De promesa de academia a récord europeo
En poco más de dos años, Lille le puso delante su primer contrato profesional. Bouaddi no lo disfrazó de cuento de hadas: lo veía como un paso lógico.
“Estoy muy feliz. Ser profesional aquí era un objetivo para mí. ¿Y ahora? Seguir rindiendo y trabajando cada día para llegar al primer equipo”, explicó en la web oficial del club.
Lo logró antes de lo previsto por cualquiera. Excepto quizá por él.
Ascendió a toda velocidad por la cantera, se hizo un hueco en el filial en la quinta categoría del fútbol francés y, de repente, Paulo Fonseca decidió que ya estaba listo. Titular en un partido de Conference League ante KI Klaksvik el 5 de octubre de 2023.

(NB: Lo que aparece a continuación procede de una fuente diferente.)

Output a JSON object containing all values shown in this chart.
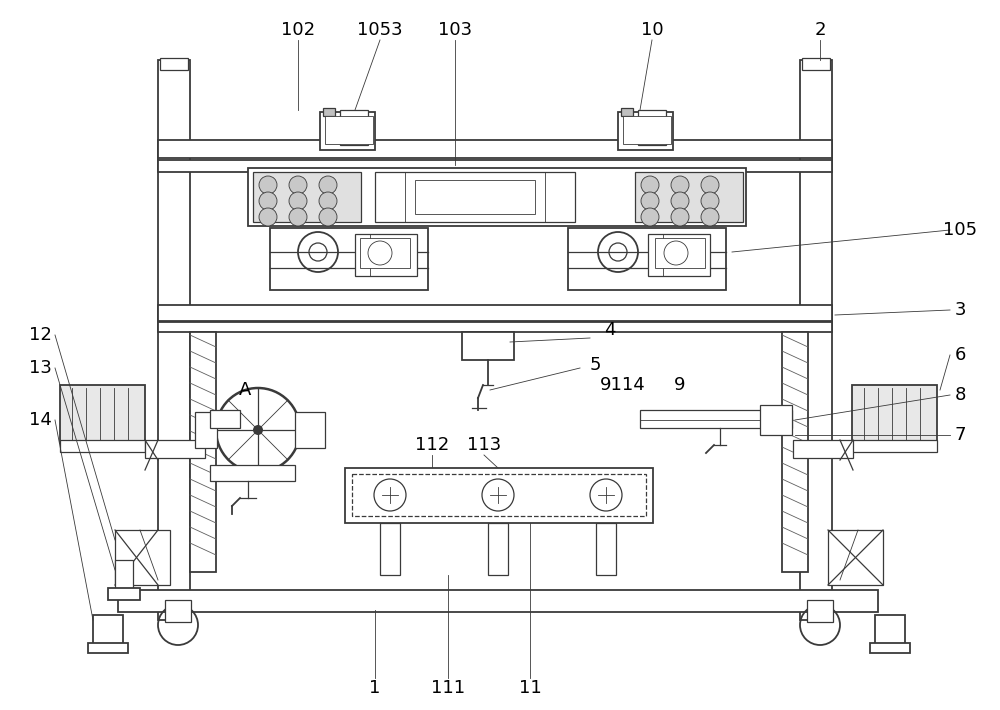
{
  "bg_color": "#ffffff",
  "lc": "#3a3a3a",
  "fig_w": 10.0,
  "fig_h": 7.1,
  "dpi": 100
}
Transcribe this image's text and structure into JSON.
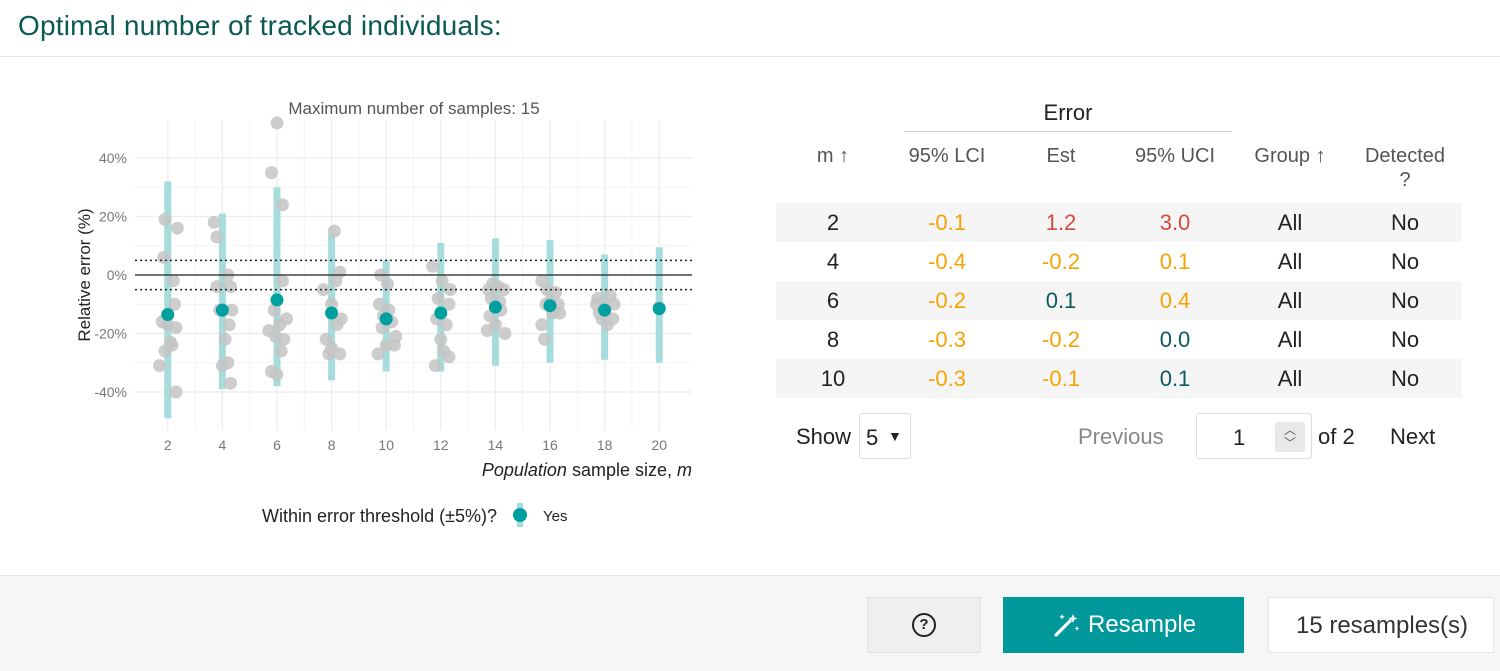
{
  "card": {
    "title": "Optimal number of tracked individuals:"
  },
  "chart_data": {
    "type": "scatter",
    "title": "Maximum number of samples: 15",
    "xlabel_italic": "Population",
    "xlabel_rest": " sample size, ",
    "xlabel_var": "m",
    "ylabel": "Relative error (%)",
    "x_ticks": [
      2,
      4,
      6,
      8,
      10,
      12,
      14,
      16,
      18,
      20
    ],
    "y_ticks": [
      {
        "value": 40,
        "label": "40%"
      },
      {
        "value": 20,
        "label": "20%"
      },
      {
        "value": 0,
        "label": "0%"
      },
      {
        "value": -20,
        "label": "-20%"
      },
      {
        "value": -40,
        "label": "-40%"
      }
    ],
    "xlim": [
      0.8,
      21.2
    ],
    "ylim": [
      -53,
      53
    ],
    "threshold": 5,
    "legend_title": "Within error threshold (±5%)?",
    "legend_label": "Yes",
    "colors": {
      "point": "#00a0a0",
      "ci": "#a6dcdc",
      "raw": "#c4c4c4",
      "grid": "#ececec"
    },
    "summary": [
      {
        "m": 2,
        "est": -13.5,
        "lci": -49,
        "uci": 32
      },
      {
        "m": 4,
        "est": -12,
        "lci": -39,
        "uci": 21
      },
      {
        "m": 6,
        "est": -8.5,
        "lci": -38,
        "uci": 30
      },
      {
        "m": 8,
        "est": -13,
        "lci": -36,
        "uci": 14
      },
      {
        "m": 10,
        "est": -15,
        "lci": -33,
        "uci": 5
      },
      {
        "m": 12,
        "est": -13,
        "lci": -33,
        "uci": 11
      },
      {
        "m": 14,
        "est": -11,
        "lci": -31,
        "uci": 12.5
      },
      {
        "m": 16,
        "est": -10.5,
        "lci": -30,
        "uci": 12
      },
      {
        "m": 18,
        "est": -12,
        "lci": -29,
        "uci": 7
      },
      {
        "m": 20,
        "est": -11.5,
        "lci": -30,
        "uci": 9.5
      }
    ],
    "raw": [
      {
        "x": 1.7,
        "y": -31
      },
      {
        "x": 1.8,
        "y": -16
      },
      {
        "x": 1.85,
        "y": 6
      },
      {
        "x": 1.9,
        "y": 19
      },
      {
        "x": 1.9,
        "y": -26
      },
      {
        "x": 2.0,
        "y": -17
      },
      {
        "x": 2.1,
        "y": -23
      },
      {
        "x": 2.15,
        "y": -24
      },
      {
        "x": 2.2,
        "y": -2
      },
      {
        "x": 2.25,
        "y": -10
      },
      {
        "x": 2.3,
        "y": -18
      },
      {
        "x": 2.3,
        "y": -40
      },
      {
        "x": 2.35,
        "y": 16
      },
      {
        "x": 3.7,
        "y": 18
      },
      {
        "x": 3.8,
        "y": 13
      },
      {
        "x": 3.8,
        "y": -4
      },
      {
        "x": 3.9,
        "y": -12
      },
      {
        "x": 4.0,
        "y": -31
      },
      {
        "x": 4.1,
        "y": -22
      },
      {
        "x": 4.2,
        "y": 0
      },
      {
        "x": 4.2,
        "y": -30
      },
      {
        "x": 4.3,
        "y": -4
      },
      {
        "x": 4.3,
        "y": -37
      },
      {
        "x": 4.35,
        "y": -12
      },
      {
        "x": 4.25,
        "y": -17
      },
      {
        "x": 5.7,
        "y": -19
      },
      {
        "x": 5.8,
        "y": 35
      },
      {
        "x": 5.8,
        "y": -33
      },
      {
        "x": 5.9,
        "y": -12
      },
      {
        "x": 5.95,
        "y": -21
      },
      {
        "x": 6.0,
        "y": 52
      },
      {
        "x": 6.0,
        "y": -34
      },
      {
        "x": 6.1,
        "y": -17
      },
      {
        "x": 6.15,
        "y": -26
      },
      {
        "x": 6.2,
        "y": 24
      },
      {
        "x": 6.2,
        "y": -2
      },
      {
        "x": 6.25,
        "y": -22
      },
      {
        "x": 6.35,
        "y": -15
      },
      {
        "x": 7.7,
        "y": -5
      },
      {
        "x": 7.8,
        "y": -22
      },
      {
        "x": 7.9,
        "y": -27
      },
      {
        "x": 8.0,
        "y": -10
      },
      {
        "x": 8.0,
        "y": -25
      },
      {
        "x": 8.1,
        "y": 15
      },
      {
        "x": 8.15,
        "y": -2
      },
      {
        "x": 8.2,
        "y": -17
      },
      {
        "x": 8.3,
        "y": -27
      },
      {
        "x": 8.3,
        "y": 1
      },
      {
        "x": 8.35,
        "y": -15
      },
      {
        "x": 9.7,
        "y": -27
      },
      {
        "x": 9.75,
        "y": -10
      },
      {
        "x": 9.8,
        "y": 0
      },
      {
        "x": 9.85,
        "y": -18
      },
      {
        "x": 9.9,
        "y": -14
      },
      {
        "x": 10.0,
        "y": -24
      },
      {
        "x": 10.05,
        "y": -3
      },
      {
        "x": 10.1,
        "y": -12
      },
      {
        "x": 10.2,
        "y": -16
      },
      {
        "x": 10.3,
        "y": -24
      },
      {
        "x": 10.35,
        "y": -21
      },
      {
        "x": 11.7,
        "y": 3
      },
      {
        "x": 11.8,
        "y": -31
      },
      {
        "x": 11.85,
        "y": -15
      },
      {
        "x": 11.9,
        "y": -8
      },
      {
        "x": 12.0,
        "y": -22
      },
      {
        "x": 12.05,
        "y": -2
      },
      {
        "x": 12.1,
        "y": -26
      },
      {
        "x": 12.2,
        "y": -17
      },
      {
        "x": 12.3,
        "y": -28
      },
      {
        "x": 12.3,
        "y": -10
      },
      {
        "x": 12.35,
        "y": -5
      },
      {
        "x": 13.7,
        "y": -19
      },
      {
        "x": 13.75,
        "y": -5
      },
      {
        "x": 13.8,
        "y": -14
      },
      {
        "x": 13.85,
        "y": -8
      },
      {
        "x": 13.9,
        "y": -3
      },
      {
        "x": 14.0,
        "y": -17
      },
      {
        "x": 14.1,
        "y": -4
      },
      {
        "x": 14.15,
        "y": -9
      },
      {
        "x": 14.2,
        "y": -12
      },
      {
        "x": 14.3,
        "y": -5
      },
      {
        "x": 14.35,
        "y": -20
      },
      {
        "x": 15.7,
        "y": -17
      },
      {
        "x": 15.7,
        "y": -2
      },
      {
        "x": 15.8,
        "y": -22
      },
      {
        "x": 15.85,
        "y": -10
      },
      {
        "x": 15.9,
        "y": -5
      },
      {
        "x": 16.0,
        "y": -9
      },
      {
        "x": 16.1,
        "y": -13
      },
      {
        "x": 16.2,
        "y": -6
      },
      {
        "x": 16.3,
        "y": -10
      },
      {
        "x": 16.35,
        "y": -13
      },
      {
        "x": 17.7,
        "y": -10
      },
      {
        "x": 17.75,
        "y": -8
      },
      {
        "x": 17.8,
        "y": -13
      },
      {
        "x": 17.9,
        "y": -15
      },
      {
        "x": 18.0,
        "y": -11
      },
      {
        "x": 18.1,
        "y": -17
      },
      {
        "x": 18.2,
        "y": -7
      },
      {
        "x": 18.3,
        "y": -15
      },
      {
        "x": 18.35,
        "y": -10
      },
      {
        "x": 20.0,
        "y": -11
      }
    ]
  },
  "table": {
    "group_header": "Error",
    "columns": {
      "m": "m ↑",
      "lci": "95% LCI",
      "est": "Est",
      "uci": "95% UCI",
      "group": "Group ↑",
      "detected_l1": "Detected",
      "detected_l2": "?"
    },
    "colors": {
      "orange": "#f5a300",
      "red": "#d64b3c",
      "teal": "#0d5a5e"
    },
    "rows": [
      {
        "m": "2",
        "lci": "-0.1",
        "lci_color": "orange",
        "est": "1.2",
        "est_color": "red",
        "uci": "3.0",
        "uci_color": "red",
        "group": "All",
        "detected": "No"
      },
      {
        "m": "4",
        "lci": "-0.4",
        "lci_color": "orange",
        "est": "-0.2",
        "est_color": "orange",
        "uci": "0.1",
        "uci_color": "orange",
        "group": "All",
        "detected": "No"
      },
      {
        "m": "6",
        "lci": "-0.2",
        "lci_color": "orange",
        "est": "0.1",
        "est_color": "teal",
        "uci": "0.4",
        "uci_color": "orange",
        "group": "All",
        "detected": "No"
      },
      {
        "m": "8",
        "lci": "-0.3",
        "lci_color": "orange",
        "est": "-0.2",
        "est_color": "orange",
        "uci": "0.0",
        "uci_color": "teal",
        "group": "All",
        "detected": "No"
      },
      {
        "m": "10",
        "lci": "-0.3",
        "lci_color": "orange",
        "est": "-0.1",
        "est_color": "orange",
        "uci": "0.1",
        "uci_color": "teal",
        "group": "All",
        "detected": "No"
      }
    ]
  },
  "pager": {
    "show_label": "Show",
    "page_size": "5",
    "previous": "Previous",
    "current_page": "1",
    "of_label": "of 2",
    "next": "Next"
  },
  "footer": {
    "help_icon": "question-circle-icon",
    "resample_label": "Resample",
    "resample_icon": "magic-wand-icon",
    "resample_count": "15 resamples(s)",
    "accent": "#00989a"
  }
}
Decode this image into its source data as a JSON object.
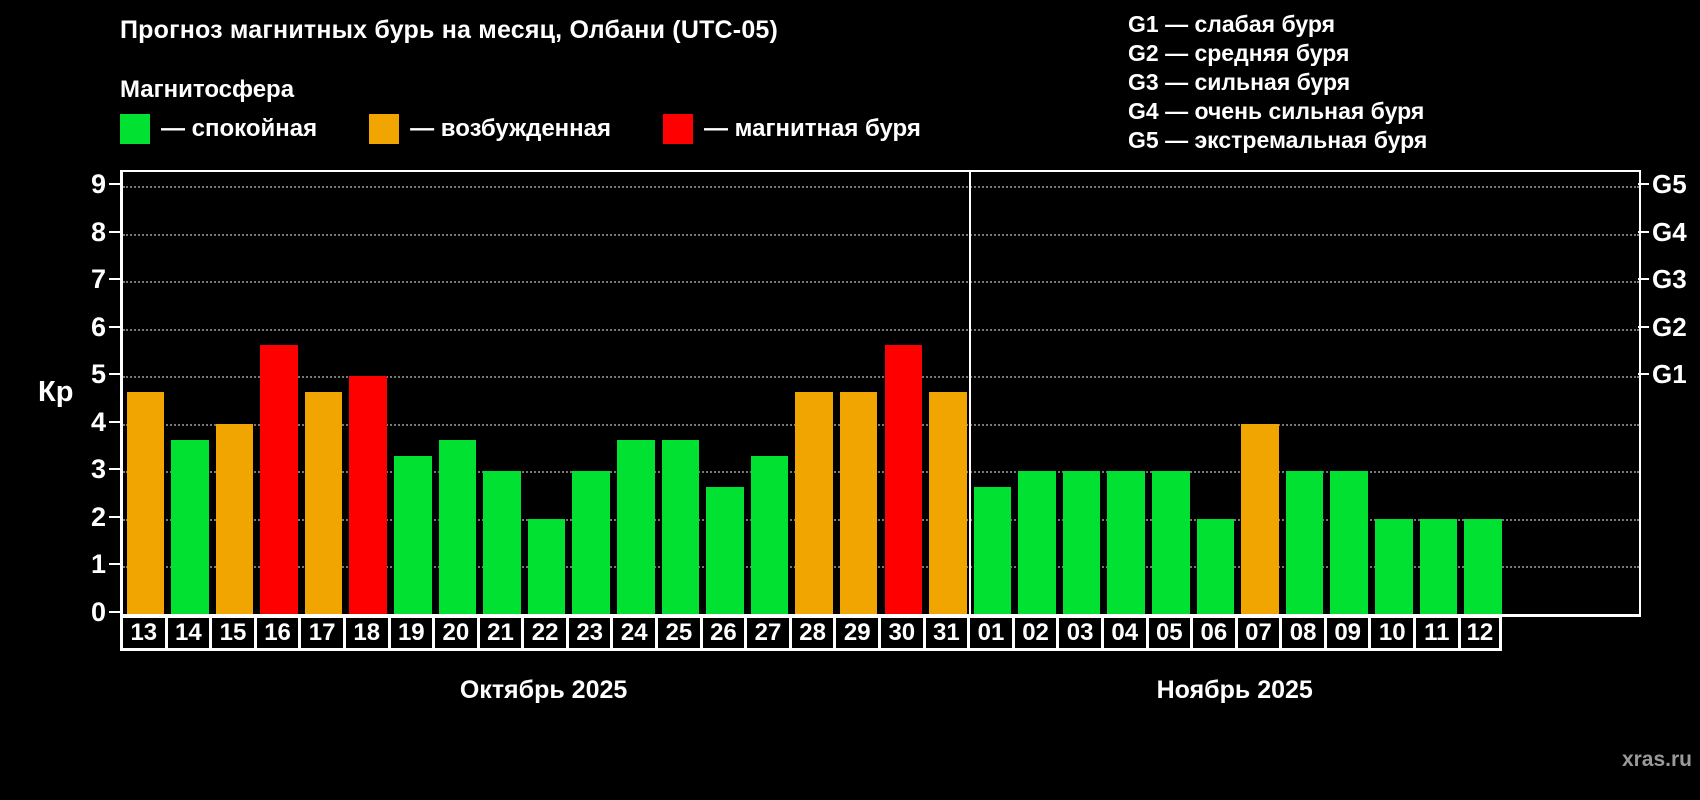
{
  "title": "Прогноз магнитных бурь на месяц, Олбани (UTC-05)",
  "subtitle": "Магнитосфера",
  "watermark": "xras.ru",
  "colors": {
    "quiet": "#00e132",
    "excited": "#f0a500",
    "storm": "#ff0000",
    "background": "#000000",
    "text": "#ffffff",
    "grid": "#787878"
  },
  "legend": {
    "items": [
      {
        "key": "quiet",
        "label": "— спокойная"
      },
      {
        "key": "excited",
        "label": "— возбужденная"
      },
      {
        "key": "storm",
        "label": "— магнитная буря"
      }
    ]
  },
  "g_legend": [
    "G1 — слабая буря",
    "G2 — средняя буря",
    "G3 — сильная буря",
    "G4 — очень сильная буря",
    "G5 — экстремальная буря"
  ],
  "chart_data": {
    "type": "bar",
    "title": "Прогноз магнитных бурь на месяц, Олбани (UTC-05)",
    "ylabel": "Кр",
    "ylim": [
      0,
      9.3
    ],
    "yticks": [
      0,
      1,
      2,
      3,
      4,
      5,
      6,
      7,
      8,
      9
    ],
    "right_ticks": [
      {
        "label": "G1",
        "value": 5
      },
      {
        "label": "G2",
        "value": 6
      },
      {
        "label": "G3",
        "value": 7
      },
      {
        "label": "G4",
        "value": 8
      },
      {
        "label": "G5",
        "value": 9
      }
    ],
    "grid": "dotted horizontal",
    "legend_position": "top",
    "total_slots": 34,
    "months": [
      {
        "label": "Октябрь 2025",
        "days": 19
      },
      {
        "label": "Ноябрь 2025",
        "days": 12
      }
    ],
    "bars": [
      {
        "day": "13",
        "value": 4.67,
        "status": "excited"
      },
      {
        "day": "14",
        "value": 3.67,
        "status": "quiet"
      },
      {
        "day": "15",
        "value": 4.0,
        "status": "excited"
      },
      {
        "day": "16",
        "value": 5.67,
        "status": "storm"
      },
      {
        "day": "17",
        "value": 4.67,
        "status": "excited"
      },
      {
        "day": "18",
        "value": 5.0,
        "status": "storm"
      },
      {
        "day": "19",
        "value": 3.33,
        "status": "quiet"
      },
      {
        "day": "20",
        "value": 3.67,
        "status": "quiet"
      },
      {
        "day": "21",
        "value": 3.0,
        "status": "quiet"
      },
      {
        "day": "22",
        "value": 2.0,
        "status": "quiet"
      },
      {
        "day": "23",
        "value": 3.0,
        "status": "quiet"
      },
      {
        "day": "24",
        "value": 3.67,
        "status": "quiet"
      },
      {
        "day": "25",
        "value": 3.67,
        "status": "quiet"
      },
      {
        "day": "26",
        "value": 2.67,
        "status": "quiet"
      },
      {
        "day": "27",
        "value": 3.33,
        "status": "quiet"
      },
      {
        "day": "28",
        "value": 4.67,
        "status": "excited"
      },
      {
        "day": "29",
        "value": 4.67,
        "status": "excited"
      },
      {
        "day": "30",
        "value": 5.67,
        "status": "storm"
      },
      {
        "day": "31",
        "value": 4.67,
        "status": "excited"
      },
      {
        "day": "01",
        "value": 2.67,
        "status": "quiet"
      },
      {
        "day": "02",
        "value": 3.0,
        "status": "quiet"
      },
      {
        "day": "03",
        "value": 3.0,
        "status": "quiet"
      },
      {
        "day": "04",
        "value": 3.0,
        "status": "quiet"
      },
      {
        "day": "05",
        "value": 3.0,
        "status": "quiet"
      },
      {
        "day": "06",
        "value": 2.0,
        "status": "quiet"
      },
      {
        "day": "07",
        "value": 4.0,
        "status": "excited"
      },
      {
        "day": "08",
        "value": 3.0,
        "status": "quiet"
      },
      {
        "day": "09",
        "value": 3.0,
        "status": "quiet"
      },
      {
        "day": "10",
        "value": 2.0,
        "status": "quiet"
      },
      {
        "day": "11",
        "value": 2.0,
        "status": "quiet"
      },
      {
        "day": "12",
        "value": 2.0,
        "status": "quiet"
      }
    ]
  }
}
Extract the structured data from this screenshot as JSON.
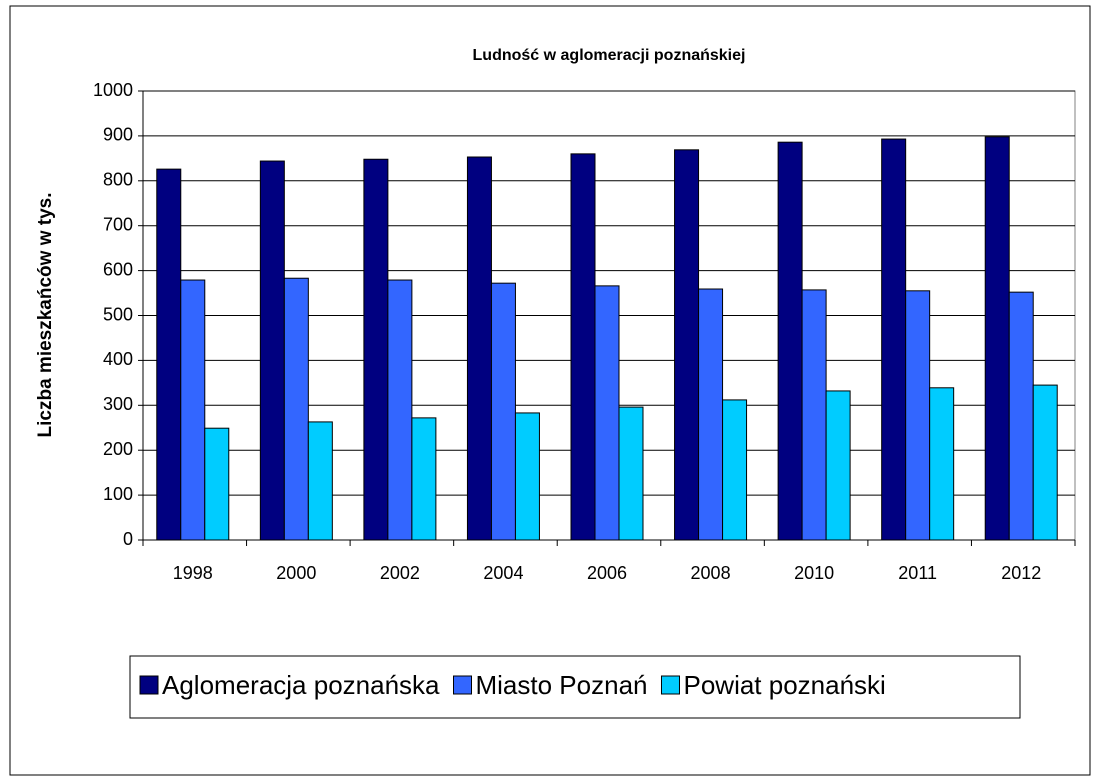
{
  "chart_data": {
    "type": "bar",
    "title": "Ludność w aglomeracji poznańskiej",
    "y_label": "Liczba mieszkańców w tys.",
    "categories": [
      "1998",
      "2000",
      "2002",
      "2004",
      "2006",
      "2008",
      "2010",
      "2011",
      "2012"
    ],
    "series": [
      {
        "name": "Aglomeracja poznańska",
        "color": "#000080",
        "values": [
          826,
          844,
          848,
          853,
          860,
          869,
          886,
          893,
          898
        ]
      },
      {
        "name": "Miasto Poznań",
        "color": "#3366ff",
        "values": [
          579,
          583,
          579,
          572,
          566,
          559,
          557,
          555,
          552
        ]
      },
      {
        "name": "Powiat poznański",
        "color": "#00ccff",
        "values": [
          249,
          263,
          272,
          283,
          296,
          312,
          332,
          339,
          345
        ]
      }
    ],
    "ylim": [
      0,
      1000
    ],
    "yticks": [
      0,
      100,
      200,
      300,
      400,
      500,
      600,
      700,
      800,
      900,
      1000
    ],
    "grid": true,
    "legend": "bottom"
  }
}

Tenía 16 años y tres días.
Con esa alineación, se convirtió en el futbolista más joven en disputar una competición de clubes UEFA y en el jugador más precoz de Lille desde 1981. Fonseca, entusiasmado, habló de “un jugador para el futuro”. La realidad le corrigió enseguida: también era uno para el presente.
Dos semanas después, apareció en Ligue 1. Entró en la segunda parte frente a Brest y se transformó en el futbolista más joven del campeonato francés en lo que va de siglo. Cerró la temporada con 16 apariciones más con el primer equipo. Nadie en el club se sorprendió cuando Lille amplió su contrato hasta 2027 en verano.
“Estoy orgulloso y feliz de poder continuar la aventura con el LOSC, el club que me dio la oportunidad y me permitió debutar como profesional. Mis ambiciones para la próxima temporada: darlo todo para lograr los objetivos del club y hacer sentir orgullosos a nuestros aficionados”, dijo entonces.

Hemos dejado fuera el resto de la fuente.